Maka tak heran, meski bukan kampus seni, USD sering menggelar even seni seperti tari, sastra, teater dan kesenian lainnya. Keberadaan seni maupun budaya yang ditanamkan dalam pendidikan menjadikan manusia yang terdidik dan tidak kaku. Di USD, kata Sarkim, pengembangan pendidikan menekankan pada semangat dari pendiri USD, Driyarkara. Inti dari pendidikan adalah pengembangan karakter manusia seutuhnya.
Meski mata kuliah yang diajarkan sama dengan kampus lain, di USD memiliki kekhasan. Selain aktivitas pembelajaran, kampus menyediakan pendampingan dalam belajar. “Seperti pada mata kuliah akuntasi, yang dipelajari sampai pada pedagogik ignasian. Sehingga mereka mengerti maksud dari belajar akuntasi tersebut,” jelas Sarkim.
Dia, yang juga menjabat ketua panitia Dies Ke-58 USD mengungkapkan, dies kali ini fokus pada aktualisasi pemikiran Driyarkara. Yakni pada pendidikan dan nasionalisme kebangsaan. Dies ini juga bertepatan dengan 100 tahun kelahiran Driyarkara. “Selain seminar, kami juga akan mengundang mantan Presiden RI Megawati. Ini bisa menjadi napak tilas beliau, sebab anak dari presiden pertama RI Sukarno yang pernah berkunjung ke USD,” kata Sarkim.

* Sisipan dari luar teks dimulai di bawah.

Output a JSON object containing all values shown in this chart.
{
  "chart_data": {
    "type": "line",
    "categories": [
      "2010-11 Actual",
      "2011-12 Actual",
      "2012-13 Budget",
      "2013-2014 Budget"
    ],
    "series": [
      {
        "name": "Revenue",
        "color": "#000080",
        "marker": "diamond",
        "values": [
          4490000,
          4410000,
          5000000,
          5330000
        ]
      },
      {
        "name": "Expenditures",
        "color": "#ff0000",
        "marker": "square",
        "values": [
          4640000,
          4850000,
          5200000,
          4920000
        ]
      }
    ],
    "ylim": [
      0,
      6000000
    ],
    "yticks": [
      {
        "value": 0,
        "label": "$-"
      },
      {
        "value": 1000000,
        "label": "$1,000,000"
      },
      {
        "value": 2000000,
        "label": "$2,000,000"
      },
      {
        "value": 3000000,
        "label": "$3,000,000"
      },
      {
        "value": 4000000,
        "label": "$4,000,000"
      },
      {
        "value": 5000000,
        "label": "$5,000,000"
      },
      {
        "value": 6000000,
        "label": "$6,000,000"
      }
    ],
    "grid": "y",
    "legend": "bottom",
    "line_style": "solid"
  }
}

Sementara itu, Albertus Bagus Laksana mengatakan, saat ini dunia dalam kondisi yang serba cair. Sehingga untuk mendidik guru sudah sangat tidak tepat lagi dengan menggunakan cara-cara IKIP (Institut Keguruan dan Ilmu Pendidikan) yang lama. “Membentuk guru dengan model IKIP sudah tidak bisa lagi sekarang. Yang harus diciptakan saat ini adalah ilmu dengan semangat keguruan,” kata Bagus.

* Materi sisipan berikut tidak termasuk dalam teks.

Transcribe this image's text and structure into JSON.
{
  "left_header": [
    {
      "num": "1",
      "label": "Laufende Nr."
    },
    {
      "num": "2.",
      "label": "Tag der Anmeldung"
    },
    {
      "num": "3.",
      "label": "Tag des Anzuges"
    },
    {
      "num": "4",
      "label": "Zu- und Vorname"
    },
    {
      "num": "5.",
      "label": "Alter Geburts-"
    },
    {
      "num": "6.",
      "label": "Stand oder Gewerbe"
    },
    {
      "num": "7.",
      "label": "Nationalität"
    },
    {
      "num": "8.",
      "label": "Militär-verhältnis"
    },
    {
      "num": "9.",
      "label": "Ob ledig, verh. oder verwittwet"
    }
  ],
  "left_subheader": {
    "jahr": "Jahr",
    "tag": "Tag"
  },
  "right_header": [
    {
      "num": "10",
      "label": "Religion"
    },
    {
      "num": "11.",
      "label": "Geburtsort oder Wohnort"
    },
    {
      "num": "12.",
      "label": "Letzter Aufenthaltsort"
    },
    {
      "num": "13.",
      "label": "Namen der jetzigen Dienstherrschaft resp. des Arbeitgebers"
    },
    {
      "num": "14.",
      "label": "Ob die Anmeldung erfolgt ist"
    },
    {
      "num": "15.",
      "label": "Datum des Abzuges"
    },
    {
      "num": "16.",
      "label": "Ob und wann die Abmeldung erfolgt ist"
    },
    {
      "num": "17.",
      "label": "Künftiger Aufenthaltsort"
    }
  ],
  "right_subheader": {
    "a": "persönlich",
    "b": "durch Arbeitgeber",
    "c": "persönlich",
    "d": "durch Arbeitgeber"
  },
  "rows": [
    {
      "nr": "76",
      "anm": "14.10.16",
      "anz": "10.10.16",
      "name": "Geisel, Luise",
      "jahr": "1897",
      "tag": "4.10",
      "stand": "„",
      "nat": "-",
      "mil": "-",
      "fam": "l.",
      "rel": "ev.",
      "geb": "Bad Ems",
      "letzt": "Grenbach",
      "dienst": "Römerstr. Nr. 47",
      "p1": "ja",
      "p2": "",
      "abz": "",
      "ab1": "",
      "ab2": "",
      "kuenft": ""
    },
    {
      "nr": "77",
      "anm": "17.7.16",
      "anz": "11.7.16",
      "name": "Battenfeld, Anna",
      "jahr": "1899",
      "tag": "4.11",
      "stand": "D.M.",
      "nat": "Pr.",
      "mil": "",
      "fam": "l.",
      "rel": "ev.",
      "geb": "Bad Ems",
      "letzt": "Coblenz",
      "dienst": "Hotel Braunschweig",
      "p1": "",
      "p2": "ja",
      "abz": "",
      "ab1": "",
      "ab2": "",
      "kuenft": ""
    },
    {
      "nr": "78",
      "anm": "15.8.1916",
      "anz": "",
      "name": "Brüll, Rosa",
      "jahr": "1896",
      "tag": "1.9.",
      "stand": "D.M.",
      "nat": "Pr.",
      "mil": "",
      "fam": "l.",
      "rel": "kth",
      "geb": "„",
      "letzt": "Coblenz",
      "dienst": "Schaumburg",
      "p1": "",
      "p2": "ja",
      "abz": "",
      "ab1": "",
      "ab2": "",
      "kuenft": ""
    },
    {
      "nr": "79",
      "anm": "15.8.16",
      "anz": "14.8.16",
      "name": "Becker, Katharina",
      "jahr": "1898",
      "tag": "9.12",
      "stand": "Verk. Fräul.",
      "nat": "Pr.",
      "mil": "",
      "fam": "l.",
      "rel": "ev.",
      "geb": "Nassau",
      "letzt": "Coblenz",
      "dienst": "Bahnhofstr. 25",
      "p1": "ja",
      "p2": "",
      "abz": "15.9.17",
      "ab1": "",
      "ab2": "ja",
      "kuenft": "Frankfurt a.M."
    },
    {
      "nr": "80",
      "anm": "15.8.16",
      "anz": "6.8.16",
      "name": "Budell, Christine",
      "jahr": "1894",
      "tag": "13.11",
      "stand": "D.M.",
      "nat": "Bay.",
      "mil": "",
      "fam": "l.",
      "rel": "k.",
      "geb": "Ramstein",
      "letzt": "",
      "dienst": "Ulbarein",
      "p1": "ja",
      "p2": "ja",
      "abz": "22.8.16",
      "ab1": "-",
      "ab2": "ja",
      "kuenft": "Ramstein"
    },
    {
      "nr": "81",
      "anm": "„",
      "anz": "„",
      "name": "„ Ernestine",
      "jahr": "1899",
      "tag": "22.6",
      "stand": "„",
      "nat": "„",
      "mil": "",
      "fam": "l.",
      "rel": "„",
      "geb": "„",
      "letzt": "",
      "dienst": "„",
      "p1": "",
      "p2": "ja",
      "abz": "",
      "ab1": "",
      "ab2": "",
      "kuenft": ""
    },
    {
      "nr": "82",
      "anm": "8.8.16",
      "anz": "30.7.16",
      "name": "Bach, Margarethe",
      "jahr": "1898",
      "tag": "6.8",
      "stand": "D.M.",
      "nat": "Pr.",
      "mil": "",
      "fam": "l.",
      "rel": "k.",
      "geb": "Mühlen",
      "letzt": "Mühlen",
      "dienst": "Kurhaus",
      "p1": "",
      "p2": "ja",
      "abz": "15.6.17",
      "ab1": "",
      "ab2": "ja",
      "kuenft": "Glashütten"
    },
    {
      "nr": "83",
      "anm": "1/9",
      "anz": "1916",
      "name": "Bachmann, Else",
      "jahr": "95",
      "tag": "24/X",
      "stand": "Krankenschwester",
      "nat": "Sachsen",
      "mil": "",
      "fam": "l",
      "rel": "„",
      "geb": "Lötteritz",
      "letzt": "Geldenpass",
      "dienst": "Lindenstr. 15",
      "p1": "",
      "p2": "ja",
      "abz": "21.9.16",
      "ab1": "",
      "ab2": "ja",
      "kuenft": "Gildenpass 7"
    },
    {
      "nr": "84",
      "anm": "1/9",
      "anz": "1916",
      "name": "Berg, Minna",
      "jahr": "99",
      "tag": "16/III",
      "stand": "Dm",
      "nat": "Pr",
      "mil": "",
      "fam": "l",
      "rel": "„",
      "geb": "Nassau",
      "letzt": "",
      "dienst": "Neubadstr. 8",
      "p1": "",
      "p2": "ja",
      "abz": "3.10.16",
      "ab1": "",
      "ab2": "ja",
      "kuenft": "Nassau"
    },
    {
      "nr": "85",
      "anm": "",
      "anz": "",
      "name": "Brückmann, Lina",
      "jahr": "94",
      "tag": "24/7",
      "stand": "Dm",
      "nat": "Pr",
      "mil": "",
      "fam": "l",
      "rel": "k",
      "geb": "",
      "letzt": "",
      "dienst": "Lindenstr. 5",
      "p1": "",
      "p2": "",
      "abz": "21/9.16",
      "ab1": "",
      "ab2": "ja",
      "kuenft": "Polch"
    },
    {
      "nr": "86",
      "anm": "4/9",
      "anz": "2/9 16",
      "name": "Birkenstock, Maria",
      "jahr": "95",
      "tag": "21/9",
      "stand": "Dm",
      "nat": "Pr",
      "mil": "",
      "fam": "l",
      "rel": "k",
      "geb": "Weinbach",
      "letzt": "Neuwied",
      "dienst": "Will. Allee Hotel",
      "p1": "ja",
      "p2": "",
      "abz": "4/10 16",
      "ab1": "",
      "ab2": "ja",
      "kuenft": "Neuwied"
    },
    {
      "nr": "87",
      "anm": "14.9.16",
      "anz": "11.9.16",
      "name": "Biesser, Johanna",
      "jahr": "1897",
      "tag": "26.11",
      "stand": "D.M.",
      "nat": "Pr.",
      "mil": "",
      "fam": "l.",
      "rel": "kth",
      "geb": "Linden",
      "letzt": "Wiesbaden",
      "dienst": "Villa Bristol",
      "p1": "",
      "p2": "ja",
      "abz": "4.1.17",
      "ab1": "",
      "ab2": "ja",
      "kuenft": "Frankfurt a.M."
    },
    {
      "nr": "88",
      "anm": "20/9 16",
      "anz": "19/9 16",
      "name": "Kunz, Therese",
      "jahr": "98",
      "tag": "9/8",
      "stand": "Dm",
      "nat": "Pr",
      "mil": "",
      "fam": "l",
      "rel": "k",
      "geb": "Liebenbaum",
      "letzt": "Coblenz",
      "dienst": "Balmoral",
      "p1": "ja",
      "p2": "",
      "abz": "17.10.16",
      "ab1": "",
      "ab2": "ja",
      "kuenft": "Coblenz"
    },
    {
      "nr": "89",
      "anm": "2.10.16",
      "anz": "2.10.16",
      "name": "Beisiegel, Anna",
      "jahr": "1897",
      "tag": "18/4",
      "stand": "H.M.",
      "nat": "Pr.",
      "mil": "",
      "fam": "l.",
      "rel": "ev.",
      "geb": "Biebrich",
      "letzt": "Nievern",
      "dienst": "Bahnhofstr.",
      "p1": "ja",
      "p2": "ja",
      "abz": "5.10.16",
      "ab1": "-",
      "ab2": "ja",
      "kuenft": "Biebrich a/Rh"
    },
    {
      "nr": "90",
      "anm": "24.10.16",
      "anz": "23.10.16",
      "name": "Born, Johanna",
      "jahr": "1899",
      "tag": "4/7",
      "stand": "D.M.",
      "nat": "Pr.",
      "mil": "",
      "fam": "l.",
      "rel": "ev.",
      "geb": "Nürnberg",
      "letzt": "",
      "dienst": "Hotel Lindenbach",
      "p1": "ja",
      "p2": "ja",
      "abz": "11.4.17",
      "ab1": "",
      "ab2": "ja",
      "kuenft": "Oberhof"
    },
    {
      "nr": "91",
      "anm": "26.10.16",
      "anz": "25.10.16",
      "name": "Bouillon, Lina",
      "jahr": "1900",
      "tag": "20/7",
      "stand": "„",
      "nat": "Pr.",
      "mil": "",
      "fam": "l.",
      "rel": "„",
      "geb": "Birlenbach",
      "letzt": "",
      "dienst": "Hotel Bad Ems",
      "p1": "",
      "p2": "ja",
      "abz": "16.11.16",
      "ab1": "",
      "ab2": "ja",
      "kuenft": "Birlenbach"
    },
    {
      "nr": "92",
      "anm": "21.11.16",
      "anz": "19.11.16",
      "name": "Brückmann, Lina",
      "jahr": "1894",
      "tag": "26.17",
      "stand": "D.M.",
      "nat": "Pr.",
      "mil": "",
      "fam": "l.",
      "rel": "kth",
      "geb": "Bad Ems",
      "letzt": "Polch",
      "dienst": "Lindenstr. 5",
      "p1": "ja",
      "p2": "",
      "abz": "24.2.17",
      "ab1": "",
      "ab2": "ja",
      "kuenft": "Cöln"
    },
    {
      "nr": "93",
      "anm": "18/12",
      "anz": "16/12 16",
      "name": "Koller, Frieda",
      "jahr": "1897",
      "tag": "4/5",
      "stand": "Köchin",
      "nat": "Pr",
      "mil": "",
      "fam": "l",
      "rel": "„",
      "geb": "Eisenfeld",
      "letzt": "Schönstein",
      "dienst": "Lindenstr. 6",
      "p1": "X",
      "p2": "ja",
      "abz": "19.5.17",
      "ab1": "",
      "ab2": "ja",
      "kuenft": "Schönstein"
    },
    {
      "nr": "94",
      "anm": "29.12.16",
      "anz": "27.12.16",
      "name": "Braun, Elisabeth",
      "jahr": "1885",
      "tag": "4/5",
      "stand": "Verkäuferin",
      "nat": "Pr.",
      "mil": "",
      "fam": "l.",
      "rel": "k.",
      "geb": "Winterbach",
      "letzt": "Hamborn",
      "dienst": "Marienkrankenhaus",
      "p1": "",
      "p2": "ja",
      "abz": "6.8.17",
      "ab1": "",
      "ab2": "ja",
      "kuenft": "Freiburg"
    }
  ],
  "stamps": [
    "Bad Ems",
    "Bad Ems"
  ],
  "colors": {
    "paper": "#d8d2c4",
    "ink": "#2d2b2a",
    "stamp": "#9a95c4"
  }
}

Menjelang pelaksanaan AFTA 2015, menurut Bagus, Driyarkara sudah mempersiapkan metodologi mengajar menghadapi AFTA. Sebab, yang ingin dibangun dalam pendidikan Driyarkara adalah pendidikan manusia pada dunia yang berubah-ubah. “Tidak hanya menciptakan manusia yang bisa pada satu keahlian saja. Tetapi mampu menguasai berbagai keahlian,” kata Bagus. (bhn/iwa/nn).